Following such policies is not as critical if you collect statistics using thresholds because Vantage does not recollect statistics when the thresholds you specify are not met. You must still submit COLLECT STATISTICS requests, but statistics are not recollected unless the specified thresholds are met or exceeded. This prevents you from wasting valuable system resources to recollect unnecessary statistics.

Policy Required or Recommended
Recollect all statistics when you upgrade to a new database release. Strongly recommended.
By the Ten Percent Rule, you should recollect statistics whenever table or partition demographics change by 10% or more. This rule applies to both row partitioning and column partitioning.
  • For a nonpartitioned table, recollect statistics whenever the demographics of the table change by 10% or more.
  • For a row-partitioned table, recollect statistics whenever the demographics of the row partitions change by 10% or more.
  • For a column-partitioned table, recollect statistics whenever the demographics of the column partition change by 10% or more.

For high volumes of very nonunique values such as dates or timestamps, you should consider recollecting statistics when the population changes by as little as 7%.

Strongly recommended.
Specify appropriate sampling or threshold options or both when you collect and recollect statistics. This enables the Optimizer to determine whether fresh statistics need to be collected or not. See COLLECT STATISTICS (Optimizer Form) information in Teradata Vantage™ - SQL Data Definition Language Syntax and Examples, B035-1144 for information about how to specify sampling and threshold options in the USING clause of COLLECT STATISTICS requests. Strongly recommended.
Collect statistics on newly created, empty tables to create the synoptic data structures for subsequent collection of statistics. Recommended.
Recollect statistics whenever the number of rows per distinct value is less than 100. Recommended.
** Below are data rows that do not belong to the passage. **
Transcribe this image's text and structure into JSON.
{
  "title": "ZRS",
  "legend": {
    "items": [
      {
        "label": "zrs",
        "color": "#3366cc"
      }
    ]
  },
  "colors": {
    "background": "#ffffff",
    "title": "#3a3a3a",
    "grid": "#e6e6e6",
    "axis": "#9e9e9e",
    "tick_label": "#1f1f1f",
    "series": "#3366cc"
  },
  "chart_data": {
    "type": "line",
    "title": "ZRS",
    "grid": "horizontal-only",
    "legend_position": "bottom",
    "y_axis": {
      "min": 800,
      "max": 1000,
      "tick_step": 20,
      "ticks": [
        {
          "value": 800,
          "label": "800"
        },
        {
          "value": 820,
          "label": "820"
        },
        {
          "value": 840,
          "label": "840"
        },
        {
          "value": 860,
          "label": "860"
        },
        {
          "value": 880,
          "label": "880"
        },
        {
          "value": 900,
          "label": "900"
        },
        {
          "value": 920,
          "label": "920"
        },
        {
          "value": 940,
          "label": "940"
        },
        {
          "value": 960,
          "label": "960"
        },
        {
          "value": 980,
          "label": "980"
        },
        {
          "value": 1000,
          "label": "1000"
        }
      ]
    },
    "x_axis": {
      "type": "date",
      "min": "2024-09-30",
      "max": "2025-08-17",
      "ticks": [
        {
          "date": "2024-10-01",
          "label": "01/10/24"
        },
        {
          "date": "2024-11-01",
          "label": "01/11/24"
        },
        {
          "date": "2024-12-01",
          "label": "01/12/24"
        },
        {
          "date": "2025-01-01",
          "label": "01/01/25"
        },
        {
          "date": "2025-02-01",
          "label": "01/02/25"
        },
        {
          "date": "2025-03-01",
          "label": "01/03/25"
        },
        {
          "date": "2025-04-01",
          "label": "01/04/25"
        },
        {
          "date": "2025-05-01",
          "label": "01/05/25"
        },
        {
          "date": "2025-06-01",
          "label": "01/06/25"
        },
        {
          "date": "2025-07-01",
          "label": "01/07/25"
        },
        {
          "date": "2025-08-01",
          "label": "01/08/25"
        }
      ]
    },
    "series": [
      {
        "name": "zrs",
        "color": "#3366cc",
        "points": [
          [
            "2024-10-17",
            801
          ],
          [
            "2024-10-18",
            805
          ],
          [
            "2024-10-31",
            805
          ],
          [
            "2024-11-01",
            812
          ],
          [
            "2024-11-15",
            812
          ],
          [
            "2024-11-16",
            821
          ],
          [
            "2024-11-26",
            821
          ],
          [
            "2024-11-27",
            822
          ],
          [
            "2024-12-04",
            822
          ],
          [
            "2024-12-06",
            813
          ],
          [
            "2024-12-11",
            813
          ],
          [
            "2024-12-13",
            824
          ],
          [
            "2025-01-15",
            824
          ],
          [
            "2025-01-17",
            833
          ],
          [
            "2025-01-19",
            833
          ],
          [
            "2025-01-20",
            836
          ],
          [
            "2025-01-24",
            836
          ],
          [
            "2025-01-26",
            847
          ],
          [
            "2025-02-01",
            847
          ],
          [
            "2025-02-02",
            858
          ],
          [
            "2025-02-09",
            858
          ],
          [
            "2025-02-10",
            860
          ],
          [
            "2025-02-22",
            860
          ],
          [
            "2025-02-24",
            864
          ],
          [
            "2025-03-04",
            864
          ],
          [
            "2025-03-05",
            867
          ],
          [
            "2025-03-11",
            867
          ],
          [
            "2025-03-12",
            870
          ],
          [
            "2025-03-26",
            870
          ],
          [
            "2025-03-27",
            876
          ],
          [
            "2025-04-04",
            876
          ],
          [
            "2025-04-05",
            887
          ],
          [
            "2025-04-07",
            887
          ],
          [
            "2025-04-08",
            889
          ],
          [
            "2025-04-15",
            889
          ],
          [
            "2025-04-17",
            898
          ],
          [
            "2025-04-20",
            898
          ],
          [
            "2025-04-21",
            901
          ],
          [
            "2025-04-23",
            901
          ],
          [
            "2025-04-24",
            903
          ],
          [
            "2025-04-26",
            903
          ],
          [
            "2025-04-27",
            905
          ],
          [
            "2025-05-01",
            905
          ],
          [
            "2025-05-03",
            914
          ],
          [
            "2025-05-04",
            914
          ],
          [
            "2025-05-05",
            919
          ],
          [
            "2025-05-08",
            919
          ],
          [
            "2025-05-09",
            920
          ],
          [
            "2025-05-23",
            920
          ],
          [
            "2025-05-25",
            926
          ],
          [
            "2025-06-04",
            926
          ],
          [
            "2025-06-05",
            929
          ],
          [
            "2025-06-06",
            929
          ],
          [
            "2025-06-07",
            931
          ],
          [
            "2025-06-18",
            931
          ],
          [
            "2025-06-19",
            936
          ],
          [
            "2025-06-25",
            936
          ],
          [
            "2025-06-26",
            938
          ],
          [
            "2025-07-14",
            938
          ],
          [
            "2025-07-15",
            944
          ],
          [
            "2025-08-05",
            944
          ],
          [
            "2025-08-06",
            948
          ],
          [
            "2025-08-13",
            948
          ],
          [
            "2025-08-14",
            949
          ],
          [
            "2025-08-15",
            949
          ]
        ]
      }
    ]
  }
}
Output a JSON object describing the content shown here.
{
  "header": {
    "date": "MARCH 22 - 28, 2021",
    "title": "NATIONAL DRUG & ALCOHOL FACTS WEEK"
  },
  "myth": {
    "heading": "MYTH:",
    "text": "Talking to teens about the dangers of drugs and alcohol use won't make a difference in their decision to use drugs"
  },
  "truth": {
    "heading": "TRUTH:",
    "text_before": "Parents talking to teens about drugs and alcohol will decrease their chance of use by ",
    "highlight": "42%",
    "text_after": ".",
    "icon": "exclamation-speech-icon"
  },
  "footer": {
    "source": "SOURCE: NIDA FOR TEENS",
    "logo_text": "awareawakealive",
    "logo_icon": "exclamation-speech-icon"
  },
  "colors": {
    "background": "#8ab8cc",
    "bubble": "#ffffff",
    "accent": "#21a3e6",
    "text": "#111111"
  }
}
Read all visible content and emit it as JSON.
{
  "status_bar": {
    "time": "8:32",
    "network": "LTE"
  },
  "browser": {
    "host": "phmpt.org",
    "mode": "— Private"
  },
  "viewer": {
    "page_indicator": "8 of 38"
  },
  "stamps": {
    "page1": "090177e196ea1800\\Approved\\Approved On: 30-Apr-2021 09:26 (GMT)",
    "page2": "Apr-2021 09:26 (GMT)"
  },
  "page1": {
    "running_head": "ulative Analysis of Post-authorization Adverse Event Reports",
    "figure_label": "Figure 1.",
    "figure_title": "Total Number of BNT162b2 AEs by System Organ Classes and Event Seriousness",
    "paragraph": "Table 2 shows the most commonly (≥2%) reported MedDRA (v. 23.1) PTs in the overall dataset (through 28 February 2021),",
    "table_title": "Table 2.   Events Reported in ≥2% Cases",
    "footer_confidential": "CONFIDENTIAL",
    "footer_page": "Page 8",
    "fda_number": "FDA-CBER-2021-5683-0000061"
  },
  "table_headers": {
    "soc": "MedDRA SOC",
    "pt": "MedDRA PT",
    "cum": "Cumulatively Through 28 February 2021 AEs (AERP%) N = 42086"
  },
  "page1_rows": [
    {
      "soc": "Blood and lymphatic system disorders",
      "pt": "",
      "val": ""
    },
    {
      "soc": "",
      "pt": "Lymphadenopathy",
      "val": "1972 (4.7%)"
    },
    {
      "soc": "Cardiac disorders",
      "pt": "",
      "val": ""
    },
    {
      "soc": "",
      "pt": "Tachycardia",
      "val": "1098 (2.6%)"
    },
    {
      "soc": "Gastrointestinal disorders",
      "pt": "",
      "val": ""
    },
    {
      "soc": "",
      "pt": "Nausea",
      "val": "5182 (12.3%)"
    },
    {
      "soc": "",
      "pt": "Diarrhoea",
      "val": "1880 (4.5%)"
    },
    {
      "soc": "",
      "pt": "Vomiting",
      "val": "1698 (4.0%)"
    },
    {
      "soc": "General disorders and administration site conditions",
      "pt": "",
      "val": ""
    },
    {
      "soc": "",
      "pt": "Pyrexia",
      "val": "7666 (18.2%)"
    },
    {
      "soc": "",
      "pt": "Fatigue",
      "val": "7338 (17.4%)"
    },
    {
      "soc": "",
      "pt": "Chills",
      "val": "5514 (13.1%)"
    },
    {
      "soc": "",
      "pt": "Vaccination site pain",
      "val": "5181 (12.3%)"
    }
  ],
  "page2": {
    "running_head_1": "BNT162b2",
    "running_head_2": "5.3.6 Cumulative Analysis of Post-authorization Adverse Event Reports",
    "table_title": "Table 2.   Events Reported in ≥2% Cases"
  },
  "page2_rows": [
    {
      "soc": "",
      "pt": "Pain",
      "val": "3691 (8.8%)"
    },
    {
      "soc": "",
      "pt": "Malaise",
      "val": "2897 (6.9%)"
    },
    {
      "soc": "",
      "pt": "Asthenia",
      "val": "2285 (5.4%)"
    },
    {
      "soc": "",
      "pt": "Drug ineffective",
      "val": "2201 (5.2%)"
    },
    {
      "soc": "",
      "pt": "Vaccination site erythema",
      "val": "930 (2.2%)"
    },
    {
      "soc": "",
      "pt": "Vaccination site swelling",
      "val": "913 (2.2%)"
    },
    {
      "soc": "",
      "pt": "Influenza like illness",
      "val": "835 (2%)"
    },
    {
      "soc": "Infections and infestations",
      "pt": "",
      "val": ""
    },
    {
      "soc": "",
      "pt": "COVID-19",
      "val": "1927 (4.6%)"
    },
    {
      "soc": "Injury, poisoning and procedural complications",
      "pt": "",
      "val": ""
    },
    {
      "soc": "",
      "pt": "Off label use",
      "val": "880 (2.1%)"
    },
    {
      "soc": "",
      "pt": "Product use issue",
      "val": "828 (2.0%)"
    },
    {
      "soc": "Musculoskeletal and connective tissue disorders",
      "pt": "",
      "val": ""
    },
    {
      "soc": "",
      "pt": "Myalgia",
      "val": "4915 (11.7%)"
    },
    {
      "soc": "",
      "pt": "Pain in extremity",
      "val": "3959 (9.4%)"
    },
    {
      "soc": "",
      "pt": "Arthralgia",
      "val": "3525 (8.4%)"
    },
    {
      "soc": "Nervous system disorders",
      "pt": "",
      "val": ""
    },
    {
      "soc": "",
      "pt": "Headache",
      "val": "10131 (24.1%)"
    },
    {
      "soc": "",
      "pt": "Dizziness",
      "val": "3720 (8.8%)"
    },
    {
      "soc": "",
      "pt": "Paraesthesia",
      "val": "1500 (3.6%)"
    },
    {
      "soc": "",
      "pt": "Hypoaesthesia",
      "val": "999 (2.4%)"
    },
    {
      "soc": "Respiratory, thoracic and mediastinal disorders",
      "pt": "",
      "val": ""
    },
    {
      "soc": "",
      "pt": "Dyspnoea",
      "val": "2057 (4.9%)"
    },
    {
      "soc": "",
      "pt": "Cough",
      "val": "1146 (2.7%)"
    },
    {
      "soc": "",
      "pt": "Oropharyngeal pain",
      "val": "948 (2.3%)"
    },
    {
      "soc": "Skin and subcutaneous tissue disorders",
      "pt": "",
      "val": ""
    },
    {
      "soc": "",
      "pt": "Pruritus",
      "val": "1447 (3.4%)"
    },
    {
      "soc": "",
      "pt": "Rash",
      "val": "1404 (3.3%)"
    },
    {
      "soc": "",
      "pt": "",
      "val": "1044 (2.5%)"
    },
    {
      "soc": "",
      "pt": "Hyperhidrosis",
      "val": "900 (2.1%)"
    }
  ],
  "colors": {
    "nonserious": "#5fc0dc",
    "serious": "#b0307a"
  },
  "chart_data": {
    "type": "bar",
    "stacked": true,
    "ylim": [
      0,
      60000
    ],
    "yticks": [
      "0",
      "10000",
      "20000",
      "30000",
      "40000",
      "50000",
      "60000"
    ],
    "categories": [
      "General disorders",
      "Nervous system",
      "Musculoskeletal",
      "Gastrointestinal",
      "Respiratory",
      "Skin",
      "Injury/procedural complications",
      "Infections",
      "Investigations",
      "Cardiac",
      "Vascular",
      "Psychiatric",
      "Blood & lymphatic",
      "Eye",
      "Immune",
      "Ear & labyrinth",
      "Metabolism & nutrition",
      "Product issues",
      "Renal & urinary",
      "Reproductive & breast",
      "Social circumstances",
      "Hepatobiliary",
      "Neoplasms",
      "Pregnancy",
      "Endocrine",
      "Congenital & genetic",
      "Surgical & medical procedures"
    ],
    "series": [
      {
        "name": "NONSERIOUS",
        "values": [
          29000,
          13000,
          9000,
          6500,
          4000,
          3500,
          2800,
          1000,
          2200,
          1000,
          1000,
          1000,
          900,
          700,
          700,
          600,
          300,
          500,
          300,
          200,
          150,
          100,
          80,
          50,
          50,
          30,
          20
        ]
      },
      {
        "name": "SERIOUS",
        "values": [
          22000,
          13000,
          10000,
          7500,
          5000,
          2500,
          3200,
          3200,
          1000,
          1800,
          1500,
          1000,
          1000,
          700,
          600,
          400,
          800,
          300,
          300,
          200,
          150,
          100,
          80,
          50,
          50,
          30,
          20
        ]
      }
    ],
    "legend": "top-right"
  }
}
The following table provides more specific recommendations for collecting statistics. You should consider this set of recommendations to be both minimal and essential.

FOR this category of table … You should collect statistics on …
all all columns used in join conditions.
large all NUPIs.
small

In this context, a small table is defined as a table whose cardinality is less than 5 times the number of AMPs in the system. For a 20 AMP system, table cardinality would have to be less than 100 rows for the table to be considered small, for a 100 AMP system, less than 500 rows, and so on

the primary index.
To ensure the best query plans, you should consider collecting statistics on the following, more general set of table columns.
  • All indexes.
  • High-access join columns.
  • Non-indexed columns frequently referenced in WHERE clause predicates, particularly if those columns contain skewed data.
  • The partitioning column set of a row-partitioned table.
  • The system-defined PARTITION column for all partitioned (column or row) tables.

    The value for the column partition number of the system-derived column PARTITION for a column-partitioned table is always 1, so collected statistics on a PARTITION column equate to the number of rows in each combined row partition.